The Foundation for Endangered Languages (FEL) has various relations with regional organisations and groups which co-ordinate local activities about endangered languages, and it stimulates the creation of such groups. In those groups one or more representatives have the following tasks:
- establish and strengthen the relation of specialists with the endangered language communities and organisations in their region;
- report on best practice experiences of such EL communities in the field of language maintenance, revitalisation, etc.;
- disseminate Endangered Languages news stories and inform mass media about them;
- build links with linguistic and other professional organisations (national, local);
- contribute to (the preparation of) FEL conferences and publications in the FEL blog, Ogmios and on the FEL web site;
- support the documentation of endangered languages in their area and provide an inventory of existing material (archives, sound recordings, teaching materials, literature, etc.);
- set up fund-raising events and look for possible sponsors of the work of FEL in the area;
- join a network for area representatives, with whom information can be exchanged. For this purpose the internet plays an important role.
One of the organisations involved in working with (endangered) minority languages is the Mercator European Research Centre on Multilingualism and Language Learning. This is an independent and recognised centre for researchers, policy makers and other professionals. The Centre is hosted by the Fryske Akademy in the Netherlands, which concentrates on fundamental and applied research related to the Frisian language, culture, history and society.
Illustration 1. Mercator
The Mercator Centre is an academic platform where experts and policy makers can meet and exchange knowledge through conferences and workshops. With its Database of Experts, Mercator offers an overview of European expertise in the field of lesser-used languages. Via its Network of Schools, Mercator provides contacts between schools that teach lesser-used languages and the possibility to exchange ideas about their challenges.
The Centre shares knowledge via its publications:
- Mercator Regional Dossiers, written by local experts, describe policy and education of lesser-used languages;
- Research Reports, where results of the research projects are published and which are freely downloadable;
- the Mercator Network Newsletter, in which 2000 subscribers share news about lesser-used languages and upcoming events.
Mercator gathers knowledge from all European countries about multilingual education and legislation and provides information to places all over the world. As an example, one can mention the Regional Dossiers, which in recent times are also published about some of the endangered languages of the Russian Federation (Nenets, Khanty, Selkup, Udmurt). In this sense, there exists an important link with the work of the Foundation for Endangered Languages.
Illustration 2. Nenets dossier in Russian
Dossiers about these languages are also published in Russian in order to reach more local people. We have safeguarded and published historical language material, not only texts, but also sound recordings.

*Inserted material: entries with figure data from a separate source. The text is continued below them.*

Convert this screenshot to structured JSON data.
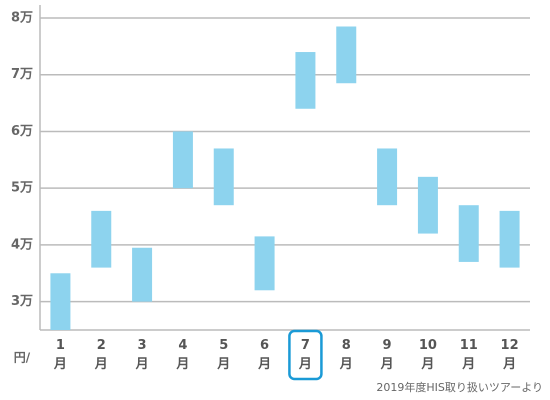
{
  "chart_data": {
    "type": "floating-bar",
    "categories": [
      "1月",
      "2月",
      "3月",
      "4月",
      "5月",
      "6月",
      "7月",
      "8月",
      "9月",
      "10月",
      "11月",
      "12月"
    ],
    "low": [
      2.5,
      3.6,
      3.0,
      5.0,
      4.7,
      3.2,
      6.4,
      6.85,
      4.7,
      4.2,
      3.7,
      3.6
    ],
    "high": [
      3.5,
      4.6,
      3.95,
      6.0,
      5.7,
      4.15,
      7.4,
      7.85,
      5.7,
      5.2,
      4.7,
      4.6
    ],
    "color": "#8dd3ee",
    "ylim": [
      2.5,
      8
    ],
    "yticks": [
      {
        "value": 3,
        "label": "3万"
      },
      {
        "value": 4,
        "label": "4万"
      },
      {
        "value": 5,
        "label": "5万"
      },
      {
        "value": 6,
        "label": "6万"
      },
      {
        "value": 7,
        "label": "7万"
      },
      {
        "value": 8,
        "label": "8万"
      }
    ],
    "grid": true,
    "y_unit_label": "円/",
    "highlighted_category": 6,
    "highlight_color": "#1a9ad6",
    "note": "2019年度HIS取り扱いツアーより"
  }
}
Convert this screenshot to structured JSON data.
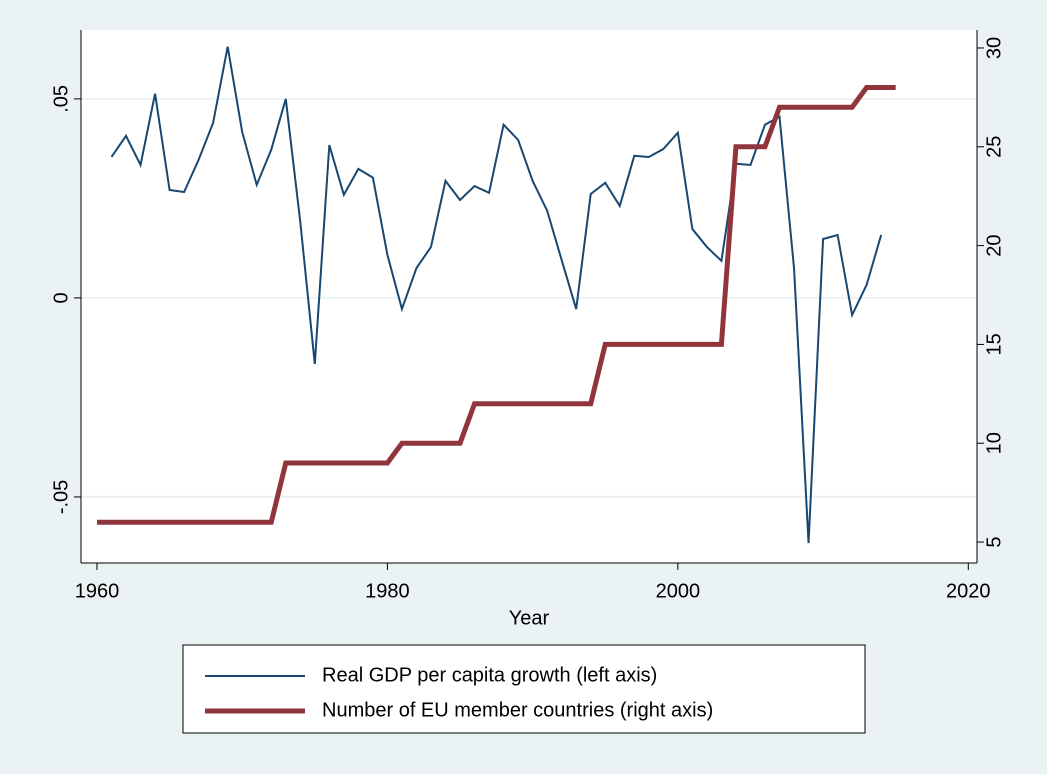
{
  "chart_data": {
    "type": "line",
    "x_label": "Year",
    "x": [
      1960,
      1961,
      1962,
      1963,
      1964,
      1965,
      1966,
      1967,
      1968,
      1969,
      1970,
      1971,
      1972,
      1973,
      1974,
      1975,
      1976,
      1977,
      1978,
      1979,
      1980,
      1981,
      1982,
      1983,
      1984,
      1985,
      1986,
      1987,
      1988,
      1989,
      1990,
      1991,
      1992,
      1993,
      1994,
      1995,
      1996,
      1997,
      1998,
      1999,
      2000,
      2001,
      2002,
      2003,
      2004,
      2005,
      2006,
      2007,
      2008,
      2009,
      2010,
      2011,
      2012,
      2013,
      2014,
      2015
    ],
    "series": [
      {
        "name": "Real GDP per capita growth (left axis)",
        "color": "#1a476f",
        "width": 2,
        "axis": "y",
        "values": [
          null,
          0.0354,
          0.0407,
          0.0334,
          0.0513,
          0.0271,
          0.0266,
          0.0347,
          0.044,
          0.0631,
          0.0417,
          0.0284,
          0.0372,
          0.05,
          0.0191,
          -0.0166,
          0.0384,
          0.0259,
          0.0324,
          0.0302,
          0.0108,
          -0.0028,
          0.0075,
          0.0128,
          0.0294,
          0.0246,
          0.0281,
          0.0264,
          0.0435,
          0.0397,
          0.0294,
          0.0219,
          0.0095,
          -0.0028,
          0.0261,
          0.0289,
          0.0231,
          0.0357,
          0.0354,
          0.0374,
          0.0415,
          0.0173,
          0.0128,
          0.0093,
          0.0337,
          0.0334,
          0.0435,
          0.0455,
          0.0075,
          -0.0616,
          0.0148,
          0.0158,
          -0.0043,
          0.0033,
          0.0158,
          null
        ]
      },
      {
        "name": "Number of EU member countries (right axis)",
        "color": "#90353b",
        "width": 5,
        "axis": "y2",
        "values": [
          6,
          6,
          6,
          6,
          6,
          6,
          6,
          6,
          6,
          6,
          6,
          6,
          6,
          9,
          9,
          9,
          9,
          9,
          9,
          9,
          9,
          10,
          10,
          10,
          10,
          10,
          12,
          12,
          12,
          12,
          12,
          12,
          12,
          12,
          12,
          15,
          15,
          15,
          15,
          15,
          15,
          15,
          15,
          15,
          25,
          25,
          25,
          27,
          27,
          27,
          27,
          27,
          27,
          28,
          28,
          28
        ]
      }
    ],
    "xlim": [
      1958.9,
      2020.6
    ],
    "xticks": [
      1960,
      1980,
      2000,
      2020
    ],
    "ylim": [
      -0.0666,
      0.0673
    ],
    "yticks": [
      {
        "value": -0.05,
        "label": "-.05"
      },
      0,
      {
        "value": 0.05,
        "label": ".05"
      }
    ],
    "y2lim": [
      3.94,
      30.91
    ],
    "y2ticks": [
      5,
      10,
      15,
      20,
      25,
      30
    ],
    "grid": true,
    "legend": "bottom"
  }
}
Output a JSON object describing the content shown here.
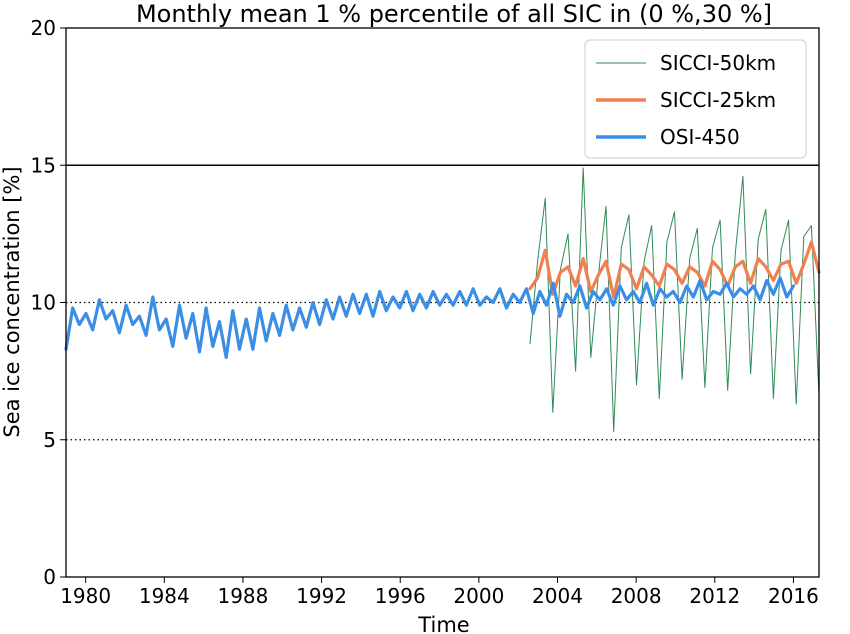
{
  "chart_data": {
    "type": "line",
    "title": "Monthly mean 1 % percentile of all SIC in (0 %,30 %]",
    "xlabel": "Time",
    "ylabel": "Sea ice concentration [%]",
    "xlim": [
      1979.0,
      2017.3
    ],
    "ylim": [
      0,
      20
    ],
    "xticks": [
      "1980",
      "1984",
      "1988",
      "1992",
      "1996",
      "2000",
      "2004",
      "2008",
      "2012",
      "2016"
    ],
    "yticks": [
      "0",
      "5",
      "10",
      "15",
      "20"
    ],
    "grid": false,
    "legend_position": "top-right",
    "reference_lines": [
      {
        "y": 15,
        "style": "solid"
      },
      {
        "y": 10,
        "style": "dotted"
      },
      {
        "y": 5,
        "style": "dotted"
      }
    ],
    "series": [
      {
        "name": "SICCI-50km",
        "color": "#2e8b57",
        "style": "thin",
        "x_start": 2002.6,
        "x_end": 2017.3,
        "values": [
          8.5,
          11.5,
          13.8,
          6.0,
          11.2,
          12.5,
          7.5,
          14.9,
          8.0,
          11.0,
          13.5,
          5.3,
          12.0,
          13.2,
          7.0,
          11.5,
          12.8,
          6.5,
          12.2,
          13.3,
          7.2,
          11.6,
          12.7,
          6.9,
          12.0,
          13.0,
          6.8,
          11.8,
          14.6,
          7.4,
          12.3,
          13.4,
          6.5,
          11.9,
          13.0,
          6.3,
          12.4,
          12.8,
          6.6
        ]
      },
      {
        "name": "SICCI-25km",
        "color": "#f08050",
        "style": "thick",
        "x_start": 2002.6,
        "x_end": 2017.3,
        "values": [
          10.5,
          10.9,
          11.9,
          10.3,
          11.1,
          11.3,
          10.6,
          11.6,
          10.4,
          11.0,
          11.5,
          10.2,
          11.4,
          11.2,
          10.5,
          11.3,
          11.0,
          10.6,
          11.4,
          11.2,
          10.7,
          11.3,
          11.1,
          10.6,
          11.5,
          11.2,
          10.6,
          11.3,
          11.5,
          10.7,
          11.6,
          11.3,
          10.8,
          11.4,
          11.5,
          10.7,
          11.4,
          12.2,
          11.1
        ]
      },
      {
        "name": "OSI-450",
        "color": "#3a8ee6",
        "style": "thick",
        "x_start": 1979.0,
        "x_end": 2016.0,
        "values": [
          8.3,
          9.8,
          9.2,
          9.6,
          9.0,
          10.1,
          9.4,
          9.7,
          8.9,
          9.9,
          9.2,
          9.5,
          8.8,
          10.2,
          9.0,
          9.4,
          8.4,
          9.9,
          8.7,
          9.6,
          8.2,
          9.8,
          8.4,
          9.3,
          8.0,
          9.7,
          8.3,
          9.4,
          8.3,
          9.8,
          8.6,
          9.6,
          8.8,
          9.9,
          9.0,
          9.8,
          9.1,
          10.0,
          9.2,
          10.1,
          9.4,
          10.2,
          9.5,
          10.3,
          9.6,
          10.3,
          9.5,
          10.4,
          9.7,
          10.2,
          9.8,
          10.4,
          9.7,
          10.3,
          9.8,
          10.4,
          9.9,
          10.3,
          9.9,
          10.4,
          9.9,
          10.5,
          9.9,
          10.2,
          10.0,
          10.5,
          9.8,
          10.3,
          10.0,
          10.5,
          9.6,
          10.4,
          9.9,
          10.7,
          9.5,
          10.3,
          10.0,
          10.6,
          9.8,
          10.4,
          10.1,
          10.5,
          9.9,
          10.6,
          10.1,
          10.4,
          10.0,
          10.7,
          9.9,
          10.5,
          10.2,
          10.4,
          10.0,
          10.6,
          10.2,
          10.8,
          10.1,
          10.4,
          10.3,
          10.7,
          10.2,
          10.5,
          10.3,
          10.6,
          10.1,
          10.8,
          10.3,
          10.9,
          10.2,
          10.6
        ]
      }
    ]
  }
}
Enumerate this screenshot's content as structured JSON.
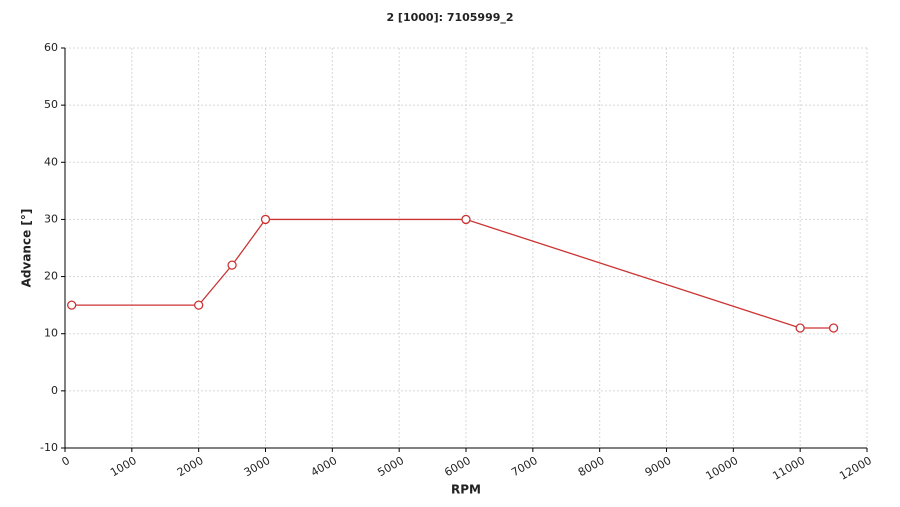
{
  "chart_data": {
    "type": "line",
    "title": "2 [1000]: 7105999_2",
    "xlabel": "RPM",
    "ylabel": "Advance [°]",
    "x": [
      100,
      2000,
      2500,
      3000,
      6000,
      11000,
      11500
    ],
    "values": [
      15,
      15,
      22,
      30,
      30,
      11,
      11
    ],
    "color": "#cc3333",
    "xlim": [
      0,
      12000
    ],
    "ylim": [
      -10,
      60
    ],
    "xticks": [
      0,
      1000,
      2000,
      3000,
      4000,
      5000,
      6000,
      7000,
      8000,
      9000,
      10000,
      11000,
      12000
    ],
    "yticks": [
      -10,
      0,
      10,
      20,
      30,
      40,
      50,
      60
    ],
    "grid": true
  }
}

The reconstruction of endangered sound archives provides material that can be used for the study and teaching of these languages, many of which are spoken in Siberia. This work can be considered as one of the aims of another regional organisation: the Foundation for Siberian Cultures, which works for the preservation of indigenous languages of Northern Eurasia. Learning tools and teaching materials by and for indigenous communities in Siberia may help to counteract the forces bringing about the loss of cultural diversity and the dissolution of local ethnic identities. Relevant learning tools have been and will be produced together with local experts using modern technologies. They are used for the teaching of the endangered languages to members of the local communities.